New contractor to be named at state-owned nursing facility after reports of abuse, neglect

Jack Hogan//April 19, 2023

New contractor to be named at state-owned nursing facility after reports of abuse, neglect

By Jack Hogan

//April 19, 2023

The Maryland Department of Veterans Affairs is expected to announce in the coming days the company that will assume management and operation of Charlotte Hall Veterans Home in the wake of reports of abuse and neglect at the care facility over several years.

Gov. Wes Moore has said the state will terminate the contract for Health Management Resources (HMR) of Maryland, which has managed Charlotte Hall — Maryland’s lone state-owned nursing facility — since 2002.

The state has paid HMR hundreds of millions of dollars over more than two decades to run the facility, including an 8-year contract for nearly $342 million beginning in 2017, according to the state Department of Budget and Management.

The Department of Veterans Affairs has notified HMR the contract will now end June 5, Morgan Murphy, a senior advisor for the department, wrote in an email to The Daily Record.

Moore said that, within hours of taking office, his administration learned about several cases of abuse and neglect at the care facility, including “severe infractions” hindering the health and welfare of residents.

The governor has called the reported incidents of abuse and neglect a “moral failure of government.”

“As both a combat veteran myself and as the state’s commander-in-chief, I am personally disturbed and I’m professionally enraged to learn the level of disregard that has been given to the treatment of these patriots,” Moore, a Democrat, said in March.

Russell Keogler, vice president of operations for Charlotte Hall, wrote in a statement to The Daily Record that an HMR internal investigation didn’t support the details of the reports of abuse and neglect.

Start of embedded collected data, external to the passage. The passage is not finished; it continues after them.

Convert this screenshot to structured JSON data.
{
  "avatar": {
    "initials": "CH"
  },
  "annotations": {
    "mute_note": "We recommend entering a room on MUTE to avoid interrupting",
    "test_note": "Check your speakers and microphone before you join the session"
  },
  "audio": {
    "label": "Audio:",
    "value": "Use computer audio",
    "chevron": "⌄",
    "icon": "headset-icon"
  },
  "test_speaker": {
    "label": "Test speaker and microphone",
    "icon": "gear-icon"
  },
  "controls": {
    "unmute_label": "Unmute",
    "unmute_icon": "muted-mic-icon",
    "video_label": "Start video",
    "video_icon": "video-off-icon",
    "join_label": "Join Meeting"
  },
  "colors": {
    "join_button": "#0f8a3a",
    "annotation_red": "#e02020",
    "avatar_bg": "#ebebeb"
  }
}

“We have policies and procedures in place to prevent abuse and neglect, and we follow them,” Keogler wrote. “Our highest priority continues to be the safety, health and wellbeing of our residents, and we remain committed to a seamless transition.”

The U.S. Centers for Medicare and Medicaid Services, though, has rated Charlotte Hall one of the worst-run nursing home facilities in the country, state officials said.

Veterans Affairs Secretary Anthony Woods said during a Board of Public Works meeting Wednesday that the state is negotiating with a “highly regarded” vendor with expertise managing and operating long-term care facilities and hopes to finalize a contract “in the coming days,” though he didn’t name the company.

The state recently paid $92,000 to contract a team of registered nurses to provide baseline physical and mental wellness assessments of Charlotte Hall residents.

After receiving consent from family members or the responsible party for 213 residents, nurses completed assessments between March 21 and 31, Woods said. The assessments cost taxpayers about $24,800, he said.

Woods said findings from the reports will be made available to state officials, Charlotte Hall residents and their loved ones, and members of the public “as appropriate.”

Charlotte Hall Veterans Home, a 450-bed facility in St. Mary’s County, opened in 1985 to provide affordable assisted living and nursing home care services to older veterans.

Health inspections dating back to 2017 have found numerous incidents of abuse, neglect and other deficiencies at Charlotte Hall, according to the U.S. Centers for Medicare and Medicaid Services.

A report from August stated that Charlotte Hall staff members failed to change a resident’s diaper when needed, protect residents from abuse and neglect, properly supervise residents with documented histories of aggressive behavior, and thoroughly investigate all allegations of abuse.

In one instance, after a resident asked for help putting pillows in a closet, a nursing assistant grabbed the resident’s thumb and bent it so far back that it dislocated, the report states. The nursing assistant was later fired.

Another nursing assistant left a resident with a genetic condition that can cause the loss of muscle strength and coordination alone in a whirlpool bathtub for eight minutes, the report states. The resident was scared of sliding under the water and yelled for help, prompting other staff members to respond.

The nursing assistant who left the resident alone was later fired, according to the report.

Weeks after Moore said HMR’s contract would be terminated, Charlotte Hall’s director at the time, Michelle Cariaso, resigned, according to an April report from The Baltimore Banner. Cariaso had held the position since 2021.

State lawmakers in April voted to require that contractors operating a state-owned nursing home report any citation or fine for a deficiency or enforcement action within 30 days. Both legislative chambers voted unanimously to pass the bill, which will take effect once Moore signs it into law.

Bill sponsor Sen. Jack Bailey, a Republican representing Calvert and St. Mary’s counties, wrote in a letter to lawmakers that, “While there is currently only one state-owned nursing facility, the bill is broadly drafted to ensure that any future facilities would be covered by its provisions.”